The above portrait, “The First Thanksgiving” by William Lockhart (1863-1930) offers us a very traditional image of Thanksgiving. There’s only a couple of problems with it. First, the first Thanksgiving Services were conducted by Spaniards in the 16th century and the first documented ones were accomplished at Jamestown in 1610. The Plymouth Plantation Observance in 1621 is likely what Lockhart was trying to capture above but pilgrims didn’t dress like that in that time period. Also, the Native Americans shown above are dressed as Plains Indians versus those who lived in the northeast. And, of course, the peaceful meals often portrayed stand in stark contrast to the relations between settlers and native Americans in the years to come. So, what should we do? Ignore, or even mourn, the origins of Thanksgiving? I don’t think so.

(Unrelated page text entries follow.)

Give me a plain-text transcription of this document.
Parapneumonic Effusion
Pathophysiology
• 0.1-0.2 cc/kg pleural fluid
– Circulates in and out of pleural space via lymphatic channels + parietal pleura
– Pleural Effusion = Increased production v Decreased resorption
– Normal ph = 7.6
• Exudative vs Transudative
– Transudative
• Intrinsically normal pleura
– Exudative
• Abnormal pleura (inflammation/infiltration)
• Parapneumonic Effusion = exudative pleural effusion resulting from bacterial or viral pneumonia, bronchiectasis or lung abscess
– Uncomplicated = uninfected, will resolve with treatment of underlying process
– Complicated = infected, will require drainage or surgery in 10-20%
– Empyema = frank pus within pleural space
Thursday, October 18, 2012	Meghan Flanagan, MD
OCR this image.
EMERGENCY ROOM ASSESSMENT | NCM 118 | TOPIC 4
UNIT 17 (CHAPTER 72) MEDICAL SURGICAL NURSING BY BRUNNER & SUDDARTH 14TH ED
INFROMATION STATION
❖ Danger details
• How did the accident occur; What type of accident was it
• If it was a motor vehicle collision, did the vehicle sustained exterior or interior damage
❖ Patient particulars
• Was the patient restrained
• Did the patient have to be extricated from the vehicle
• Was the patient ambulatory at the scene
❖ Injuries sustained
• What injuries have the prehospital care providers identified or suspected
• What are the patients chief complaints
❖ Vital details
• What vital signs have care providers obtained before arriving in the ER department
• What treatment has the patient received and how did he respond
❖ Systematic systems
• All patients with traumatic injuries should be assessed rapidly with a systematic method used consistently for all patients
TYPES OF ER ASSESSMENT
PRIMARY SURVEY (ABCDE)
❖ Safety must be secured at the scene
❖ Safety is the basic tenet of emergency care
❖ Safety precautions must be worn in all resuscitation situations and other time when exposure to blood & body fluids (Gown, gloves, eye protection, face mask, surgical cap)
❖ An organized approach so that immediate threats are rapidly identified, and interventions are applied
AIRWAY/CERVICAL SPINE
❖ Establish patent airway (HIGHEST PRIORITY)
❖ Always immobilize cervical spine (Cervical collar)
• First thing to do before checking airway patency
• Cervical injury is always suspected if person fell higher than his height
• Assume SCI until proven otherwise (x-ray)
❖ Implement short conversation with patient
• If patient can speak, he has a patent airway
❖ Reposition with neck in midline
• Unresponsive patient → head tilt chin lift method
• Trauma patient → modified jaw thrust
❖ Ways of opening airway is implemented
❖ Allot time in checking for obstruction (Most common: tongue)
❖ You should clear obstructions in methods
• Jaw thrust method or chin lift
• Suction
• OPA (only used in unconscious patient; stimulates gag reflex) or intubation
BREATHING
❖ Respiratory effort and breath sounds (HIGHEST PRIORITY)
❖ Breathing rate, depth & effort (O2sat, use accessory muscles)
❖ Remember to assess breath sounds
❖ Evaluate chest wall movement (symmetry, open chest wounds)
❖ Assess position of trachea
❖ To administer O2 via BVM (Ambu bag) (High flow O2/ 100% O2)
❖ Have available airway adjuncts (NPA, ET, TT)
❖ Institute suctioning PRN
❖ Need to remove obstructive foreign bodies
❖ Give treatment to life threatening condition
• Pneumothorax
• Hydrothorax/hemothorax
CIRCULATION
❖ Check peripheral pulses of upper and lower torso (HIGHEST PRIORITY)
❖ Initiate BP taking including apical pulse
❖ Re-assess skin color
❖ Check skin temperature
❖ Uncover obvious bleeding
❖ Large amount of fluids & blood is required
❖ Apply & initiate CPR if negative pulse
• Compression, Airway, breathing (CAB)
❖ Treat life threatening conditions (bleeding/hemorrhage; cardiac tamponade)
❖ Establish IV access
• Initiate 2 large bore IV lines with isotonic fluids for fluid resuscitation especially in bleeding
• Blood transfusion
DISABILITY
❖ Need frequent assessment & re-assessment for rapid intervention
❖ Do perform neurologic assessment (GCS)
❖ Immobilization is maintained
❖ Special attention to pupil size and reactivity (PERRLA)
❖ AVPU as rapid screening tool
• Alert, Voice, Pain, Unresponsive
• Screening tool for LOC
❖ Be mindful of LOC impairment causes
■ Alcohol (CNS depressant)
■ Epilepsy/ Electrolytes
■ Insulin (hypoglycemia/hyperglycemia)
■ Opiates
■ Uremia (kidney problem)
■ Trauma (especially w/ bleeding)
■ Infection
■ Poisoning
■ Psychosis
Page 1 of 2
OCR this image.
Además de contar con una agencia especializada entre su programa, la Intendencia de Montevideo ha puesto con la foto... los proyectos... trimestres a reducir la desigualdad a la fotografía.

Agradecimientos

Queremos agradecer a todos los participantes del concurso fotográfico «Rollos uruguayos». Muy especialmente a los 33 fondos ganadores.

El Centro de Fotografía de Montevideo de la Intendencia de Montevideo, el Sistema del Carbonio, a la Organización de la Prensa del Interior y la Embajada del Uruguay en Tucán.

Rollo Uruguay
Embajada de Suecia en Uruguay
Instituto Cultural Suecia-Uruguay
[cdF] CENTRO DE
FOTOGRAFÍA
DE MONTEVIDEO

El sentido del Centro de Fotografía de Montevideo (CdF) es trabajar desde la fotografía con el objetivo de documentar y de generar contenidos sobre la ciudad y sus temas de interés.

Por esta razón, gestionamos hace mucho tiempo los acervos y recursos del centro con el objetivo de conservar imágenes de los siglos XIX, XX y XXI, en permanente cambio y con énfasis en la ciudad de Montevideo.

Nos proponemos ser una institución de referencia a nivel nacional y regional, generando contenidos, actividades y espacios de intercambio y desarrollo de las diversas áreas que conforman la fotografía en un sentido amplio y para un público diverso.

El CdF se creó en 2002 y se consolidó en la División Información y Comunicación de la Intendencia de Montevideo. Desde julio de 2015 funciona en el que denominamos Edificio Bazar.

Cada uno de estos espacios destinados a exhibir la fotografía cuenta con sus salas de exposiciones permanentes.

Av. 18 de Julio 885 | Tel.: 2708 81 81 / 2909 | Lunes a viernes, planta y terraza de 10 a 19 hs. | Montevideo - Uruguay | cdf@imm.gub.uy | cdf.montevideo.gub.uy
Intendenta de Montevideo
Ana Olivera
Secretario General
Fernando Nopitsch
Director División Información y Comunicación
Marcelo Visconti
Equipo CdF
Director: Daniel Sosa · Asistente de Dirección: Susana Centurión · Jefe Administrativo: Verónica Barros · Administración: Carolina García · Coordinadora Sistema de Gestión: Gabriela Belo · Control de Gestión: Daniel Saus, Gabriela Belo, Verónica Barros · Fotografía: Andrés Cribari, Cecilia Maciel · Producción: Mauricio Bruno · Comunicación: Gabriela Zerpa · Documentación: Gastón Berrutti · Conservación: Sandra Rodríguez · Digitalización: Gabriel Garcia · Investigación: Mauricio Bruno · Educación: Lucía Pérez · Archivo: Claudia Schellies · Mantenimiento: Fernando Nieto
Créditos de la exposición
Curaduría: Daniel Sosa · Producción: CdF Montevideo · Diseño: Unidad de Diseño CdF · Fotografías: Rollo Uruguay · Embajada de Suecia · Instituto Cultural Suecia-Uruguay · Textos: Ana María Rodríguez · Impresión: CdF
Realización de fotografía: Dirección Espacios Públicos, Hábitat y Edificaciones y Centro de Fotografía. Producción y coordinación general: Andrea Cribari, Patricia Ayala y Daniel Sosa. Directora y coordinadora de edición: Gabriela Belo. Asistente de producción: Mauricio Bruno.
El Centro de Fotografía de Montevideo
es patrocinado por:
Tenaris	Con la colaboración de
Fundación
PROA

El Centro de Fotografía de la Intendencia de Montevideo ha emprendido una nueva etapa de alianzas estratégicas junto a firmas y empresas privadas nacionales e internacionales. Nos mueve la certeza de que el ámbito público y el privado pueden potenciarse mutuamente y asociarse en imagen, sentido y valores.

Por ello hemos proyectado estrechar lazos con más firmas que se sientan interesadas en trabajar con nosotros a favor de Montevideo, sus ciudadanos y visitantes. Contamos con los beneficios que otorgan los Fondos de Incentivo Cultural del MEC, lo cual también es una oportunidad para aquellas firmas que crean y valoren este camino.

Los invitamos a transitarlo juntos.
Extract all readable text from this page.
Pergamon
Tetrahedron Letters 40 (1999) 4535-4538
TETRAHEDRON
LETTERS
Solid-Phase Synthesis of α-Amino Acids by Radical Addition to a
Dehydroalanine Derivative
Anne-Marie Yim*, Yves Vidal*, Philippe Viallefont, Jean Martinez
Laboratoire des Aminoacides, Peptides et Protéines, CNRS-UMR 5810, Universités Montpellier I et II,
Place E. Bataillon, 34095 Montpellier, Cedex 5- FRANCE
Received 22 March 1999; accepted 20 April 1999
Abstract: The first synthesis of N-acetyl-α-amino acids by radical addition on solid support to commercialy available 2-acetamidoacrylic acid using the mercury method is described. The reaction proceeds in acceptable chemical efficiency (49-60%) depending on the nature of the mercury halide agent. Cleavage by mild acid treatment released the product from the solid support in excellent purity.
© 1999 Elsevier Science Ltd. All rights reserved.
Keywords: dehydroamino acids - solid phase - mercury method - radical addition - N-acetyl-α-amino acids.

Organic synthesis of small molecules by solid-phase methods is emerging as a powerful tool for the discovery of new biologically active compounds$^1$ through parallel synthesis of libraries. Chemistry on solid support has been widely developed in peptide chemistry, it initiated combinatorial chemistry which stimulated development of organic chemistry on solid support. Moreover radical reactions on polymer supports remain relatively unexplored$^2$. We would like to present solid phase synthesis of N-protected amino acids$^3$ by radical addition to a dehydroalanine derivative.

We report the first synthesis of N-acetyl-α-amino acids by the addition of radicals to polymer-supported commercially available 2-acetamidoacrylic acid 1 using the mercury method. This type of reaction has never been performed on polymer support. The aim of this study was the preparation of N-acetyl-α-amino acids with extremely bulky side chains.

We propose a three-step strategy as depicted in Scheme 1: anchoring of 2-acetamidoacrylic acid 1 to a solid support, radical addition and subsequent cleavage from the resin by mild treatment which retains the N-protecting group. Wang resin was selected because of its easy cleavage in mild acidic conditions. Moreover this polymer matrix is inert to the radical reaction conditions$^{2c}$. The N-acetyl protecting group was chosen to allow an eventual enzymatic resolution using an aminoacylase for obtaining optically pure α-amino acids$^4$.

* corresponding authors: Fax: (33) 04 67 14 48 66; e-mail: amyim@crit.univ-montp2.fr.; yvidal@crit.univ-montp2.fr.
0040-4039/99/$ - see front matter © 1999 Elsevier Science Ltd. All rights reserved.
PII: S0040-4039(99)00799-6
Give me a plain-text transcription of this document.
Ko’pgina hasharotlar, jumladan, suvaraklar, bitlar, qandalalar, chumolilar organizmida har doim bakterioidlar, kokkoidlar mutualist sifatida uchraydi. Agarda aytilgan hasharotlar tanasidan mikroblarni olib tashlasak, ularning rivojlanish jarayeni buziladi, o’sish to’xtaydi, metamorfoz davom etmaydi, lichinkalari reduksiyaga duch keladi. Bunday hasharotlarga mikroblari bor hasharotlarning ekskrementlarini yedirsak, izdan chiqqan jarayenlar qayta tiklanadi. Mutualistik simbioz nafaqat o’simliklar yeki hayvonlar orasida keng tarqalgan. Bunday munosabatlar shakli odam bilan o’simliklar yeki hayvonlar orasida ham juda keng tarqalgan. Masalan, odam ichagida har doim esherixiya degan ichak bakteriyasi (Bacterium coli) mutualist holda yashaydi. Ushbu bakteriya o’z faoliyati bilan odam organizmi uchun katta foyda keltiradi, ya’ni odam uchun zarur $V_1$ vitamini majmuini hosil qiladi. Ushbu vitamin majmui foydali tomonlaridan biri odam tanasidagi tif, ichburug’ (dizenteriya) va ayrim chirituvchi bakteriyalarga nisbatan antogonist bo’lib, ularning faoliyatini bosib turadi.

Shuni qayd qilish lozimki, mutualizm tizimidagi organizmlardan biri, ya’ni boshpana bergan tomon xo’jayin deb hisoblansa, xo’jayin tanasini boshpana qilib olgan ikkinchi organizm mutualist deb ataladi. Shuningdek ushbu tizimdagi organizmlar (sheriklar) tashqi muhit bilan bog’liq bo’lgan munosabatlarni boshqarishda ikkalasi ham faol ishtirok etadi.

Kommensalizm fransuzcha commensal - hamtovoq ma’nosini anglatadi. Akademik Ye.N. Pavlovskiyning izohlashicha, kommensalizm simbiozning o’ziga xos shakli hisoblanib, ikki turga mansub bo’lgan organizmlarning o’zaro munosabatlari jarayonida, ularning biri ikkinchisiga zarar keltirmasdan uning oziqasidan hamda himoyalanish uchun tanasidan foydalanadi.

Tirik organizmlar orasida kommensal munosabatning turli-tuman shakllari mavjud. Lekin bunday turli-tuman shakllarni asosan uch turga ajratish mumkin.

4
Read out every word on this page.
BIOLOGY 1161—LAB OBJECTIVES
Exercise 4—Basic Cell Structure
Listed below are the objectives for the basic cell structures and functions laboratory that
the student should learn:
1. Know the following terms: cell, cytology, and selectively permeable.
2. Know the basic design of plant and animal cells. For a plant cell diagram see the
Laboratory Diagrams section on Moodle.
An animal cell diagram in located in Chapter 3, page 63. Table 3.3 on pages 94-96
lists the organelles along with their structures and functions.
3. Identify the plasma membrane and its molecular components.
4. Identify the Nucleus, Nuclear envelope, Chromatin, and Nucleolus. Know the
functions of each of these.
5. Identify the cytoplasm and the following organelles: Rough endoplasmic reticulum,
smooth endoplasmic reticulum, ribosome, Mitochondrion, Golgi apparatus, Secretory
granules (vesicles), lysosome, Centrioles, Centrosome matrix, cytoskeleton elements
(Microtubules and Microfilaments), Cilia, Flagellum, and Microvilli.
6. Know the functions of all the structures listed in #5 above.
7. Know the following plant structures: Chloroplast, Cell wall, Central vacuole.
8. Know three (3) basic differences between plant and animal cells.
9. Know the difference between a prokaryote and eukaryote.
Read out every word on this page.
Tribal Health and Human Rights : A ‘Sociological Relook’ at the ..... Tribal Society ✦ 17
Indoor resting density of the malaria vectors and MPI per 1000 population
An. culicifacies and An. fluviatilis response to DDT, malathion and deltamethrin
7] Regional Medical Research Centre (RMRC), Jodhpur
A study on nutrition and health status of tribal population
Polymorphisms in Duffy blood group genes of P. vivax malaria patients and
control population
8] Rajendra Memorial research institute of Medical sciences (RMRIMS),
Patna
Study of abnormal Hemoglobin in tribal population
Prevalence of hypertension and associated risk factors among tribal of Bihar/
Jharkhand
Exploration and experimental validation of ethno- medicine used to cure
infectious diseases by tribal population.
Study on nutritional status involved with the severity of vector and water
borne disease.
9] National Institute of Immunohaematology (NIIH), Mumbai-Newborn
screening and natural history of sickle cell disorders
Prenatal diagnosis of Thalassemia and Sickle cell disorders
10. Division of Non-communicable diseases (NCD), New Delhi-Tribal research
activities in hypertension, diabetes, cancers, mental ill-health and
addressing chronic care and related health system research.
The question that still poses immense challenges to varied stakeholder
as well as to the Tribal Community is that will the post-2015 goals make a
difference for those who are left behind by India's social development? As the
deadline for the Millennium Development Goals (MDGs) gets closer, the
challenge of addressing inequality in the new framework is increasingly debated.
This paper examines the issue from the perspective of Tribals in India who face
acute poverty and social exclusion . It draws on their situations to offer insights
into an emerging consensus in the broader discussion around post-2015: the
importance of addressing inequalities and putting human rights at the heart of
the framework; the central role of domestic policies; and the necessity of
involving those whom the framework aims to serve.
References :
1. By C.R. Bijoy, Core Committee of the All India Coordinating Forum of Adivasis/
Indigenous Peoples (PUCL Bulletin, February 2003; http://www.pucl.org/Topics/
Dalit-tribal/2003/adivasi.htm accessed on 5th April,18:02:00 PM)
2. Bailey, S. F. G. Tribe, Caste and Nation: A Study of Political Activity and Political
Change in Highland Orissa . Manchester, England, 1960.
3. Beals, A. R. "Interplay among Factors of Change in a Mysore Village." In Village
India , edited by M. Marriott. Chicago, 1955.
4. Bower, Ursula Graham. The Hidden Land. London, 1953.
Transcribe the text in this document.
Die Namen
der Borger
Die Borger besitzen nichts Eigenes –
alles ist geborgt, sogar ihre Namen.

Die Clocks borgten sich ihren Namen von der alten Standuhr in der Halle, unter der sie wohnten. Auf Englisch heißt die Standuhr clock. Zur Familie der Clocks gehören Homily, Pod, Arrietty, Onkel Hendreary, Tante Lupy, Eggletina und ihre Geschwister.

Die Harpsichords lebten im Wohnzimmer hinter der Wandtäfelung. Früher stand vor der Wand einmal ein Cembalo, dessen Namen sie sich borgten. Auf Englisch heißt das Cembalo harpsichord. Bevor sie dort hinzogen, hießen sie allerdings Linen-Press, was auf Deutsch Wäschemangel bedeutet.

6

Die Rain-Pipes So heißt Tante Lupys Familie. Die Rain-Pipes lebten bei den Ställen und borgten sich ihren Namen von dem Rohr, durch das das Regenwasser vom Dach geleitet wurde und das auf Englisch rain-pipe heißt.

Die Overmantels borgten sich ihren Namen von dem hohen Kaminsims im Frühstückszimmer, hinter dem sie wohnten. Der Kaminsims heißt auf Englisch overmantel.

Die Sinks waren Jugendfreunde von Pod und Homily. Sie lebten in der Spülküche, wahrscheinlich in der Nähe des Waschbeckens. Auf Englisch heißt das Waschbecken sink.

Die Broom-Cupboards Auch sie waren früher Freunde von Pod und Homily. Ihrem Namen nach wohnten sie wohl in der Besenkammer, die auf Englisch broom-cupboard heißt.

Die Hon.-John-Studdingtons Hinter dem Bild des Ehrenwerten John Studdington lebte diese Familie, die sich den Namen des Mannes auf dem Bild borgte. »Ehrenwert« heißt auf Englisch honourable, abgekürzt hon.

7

First, I think it important to remember that the founders of our nation took pause – not to thank one another – or just to have a big meal together – but to thank God. They came from a smorgasbord of religious beliefs. The colonizers were not trying to either impose their religion or escape religion. They all simply wanted to worship in their own way. It is important to remember these pluralistic origins. And for the record, the native Americans also believed, completely independently from any European influence, that we were created. Their theology/mythology surely different from Europeans but they didn’t believe we just happened to be here. They saw spirituality often in more than their European counterparts. Second, just because we messed it up, at least we see the ideal of diverse peoples living together, and depending on one another, occurring early on. The natives did help the Europeans. And the Europeans introduced so much to the natives, including horses, which transformed the continent. We can start it right and continue it right today, even with the terrible errors of history. We need to rally together as Americans, even with the diversity of origins and beliefs. Third, it is important after a hard year of work to get together and celebrate. In our modern world we isolate ourselves so much. There is value, outside of work, to get together with folks and laugh, dance, eat, and have a good time.
I love Thanksgiving. It is far less commercialized than other holidays. And I think there is value in following and remembering the traditions of our ancestors. Even with the skewed history in most Thanksgiving portraits, let us gather together and share in God’s blessings.
I hope you and yours have a very happy Thanksgiving.